The Sage Who Reimagined Hinduism
- Author: Shashi Tharoor
- Language: English
- Subject: Narayana Guru
- Genre: Biography
- Publisher: Aleph Book Company
- Publication date: 15 December 2025
- Publication place: India
- Media type: Print
- Pages: 336
- ISBN: 978-93-6523-850-1

= The Sage Who Reimagined Hinduism =

2025 non-fiction book by Shashi Tharoor

The Sage Who Reimagined Hinduism: The Life, Lessons, & Legacy of Sree Narayana Guru is a 2025 biography by Indian writer and politician Shashi Tharoor, published by Aleph Book Company. The book examines the life of Sree Narayana Guru (1855–1928), a spiritual leader and social reformer from Kerala who challenged caste hierarchy through temple reform and education.

== Summary ==
The book is in three parts: biography, philosophy, legacy.

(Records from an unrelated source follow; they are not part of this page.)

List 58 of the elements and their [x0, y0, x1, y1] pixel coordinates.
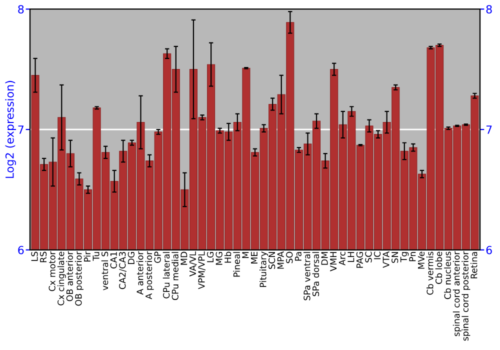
x-tick-label: MG [216, 252, 222, 265]
x-tick-label: Pa [294, 252, 302, 261]
y2-tick-label: 8 [486, 5, 492, 14]
x-tick-label: OB posterior [74, 251, 84, 306]
x-tick-label: Pir [84, 251, 90, 262]
x-tick-label: CA2/CA3 [119, 252, 126, 290]
x-tick-label: CPu lateral [162, 252, 170, 298]
x-tick-label: Cx cingulate [57, 252, 66, 306]
x-tick-label: SPa dorsal [312, 252, 320, 296]
x-tick-label: LG [206, 252, 214, 262]
x-tick-label: A posterior [145, 251, 154, 300]
x-tick-label: LS [31, 252, 38, 261]
x-tick-label: VA/VL [190, 251, 197, 276]
x-tick-label: Cb lobe [435, 252, 442, 284]
x-tick-label: M [242, 252, 249, 258]
x-tick-label: DM [321, 252, 328, 265]
x-tick-label: Arc [338, 252, 346, 266]
x-tick-label: OB anterior [66, 251, 73, 302]
x-tick-label: GP [154, 252, 161, 263]
y2-tick-label: 6 [486, 246, 492, 254]
x-tick-label: Cb vermis [426, 252, 434, 295]
x-tick-label: VMH [330, 252, 337, 272]
x-tick-label: Tg [400, 252, 409, 262]
x-tick-label: Pineal [233, 252, 240, 277]
x-tick-label: Pituitary [260, 252, 268, 287]
x-tick-label: SN [392, 252, 398, 263]
x-tick-label: DG [128, 252, 134, 264]
x-tick-label: Cx motor [48, 251, 56, 292]
x-tick-label: Pn [409, 252, 416, 262]
y-axis-title: Log2 (expression) [5, 80, 16, 178]
x-tick-label: MVe [418, 252, 425, 269]
x-tick-label: LH [348, 252, 354, 262]
x-tick-label: SPa ventral [304, 252, 310, 300]
y-tick-label: 6 [18, 246, 24, 254]
x-tick-label: SO [286, 252, 293, 264]
x-tick-label: Tu [92, 252, 100, 261]
x-tick-label: CA1 [110, 252, 117, 268]
x-tick-label: spinal cord anterior [452, 251, 462, 336]
y2-tick-label: 7 [486, 126, 492, 134]
x-tick-label: VTA [382, 251, 390, 268]
y-tick-label: 8 [18, 5, 24, 14]
x-tick-label: ventral S [101, 252, 108, 290]
x-tick-label: Cb nucleus [444, 252, 451, 300]
x-tick-label: SC [365, 252, 372, 262]
x-tick-label: spinal cord posterior [462, 251, 470, 341]
x-tick-label: SCN [268, 252, 276, 269]
x-tick-label: A anterior [136, 251, 144, 295]
x-tick-label: Retina [470, 252, 478, 278]
x-tick-label: MPA [277, 251, 284, 269]
x-tick-label: RS [40, 252, 47, 262]
x-tick-label: ME [251, 252, 258, 264]
y-tick-label: 7 [18, 126, 24, 134]
x-tick-label: Hb [224, 252, 232, 263]
x-tick-label: IC [374, 252, 381, 260]
x-tick-label: CPu medial [172, 252, 178, 300]
x-tick-label: VPM/VPL [198, 251, 206, 290]
x-tick-label: PAG [356, 252, 364, 268]
x-tick-label: MD [180, 252, 188, 265]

Tharoor starts with Aruvippuram in 1888, where Narayana Guru, an Ezhava, consecrated a Shiva lingam himself, something only Brahmins were then permitted to do. He covers the Guru's childhood in Chempazhanthy, his drift toward asceticism, and the founding of the Sree Narayana Dharma Paripalana Yogam in 1903. The schools and temples opened under its banner admitted all castes. Tharoor treats the Vaikom Satyagraha (1924-25) and the Guru's correspondence with Gandhi, though some scholars have noted he gives short shrift to the Guru's critics within the Ezhava community itself.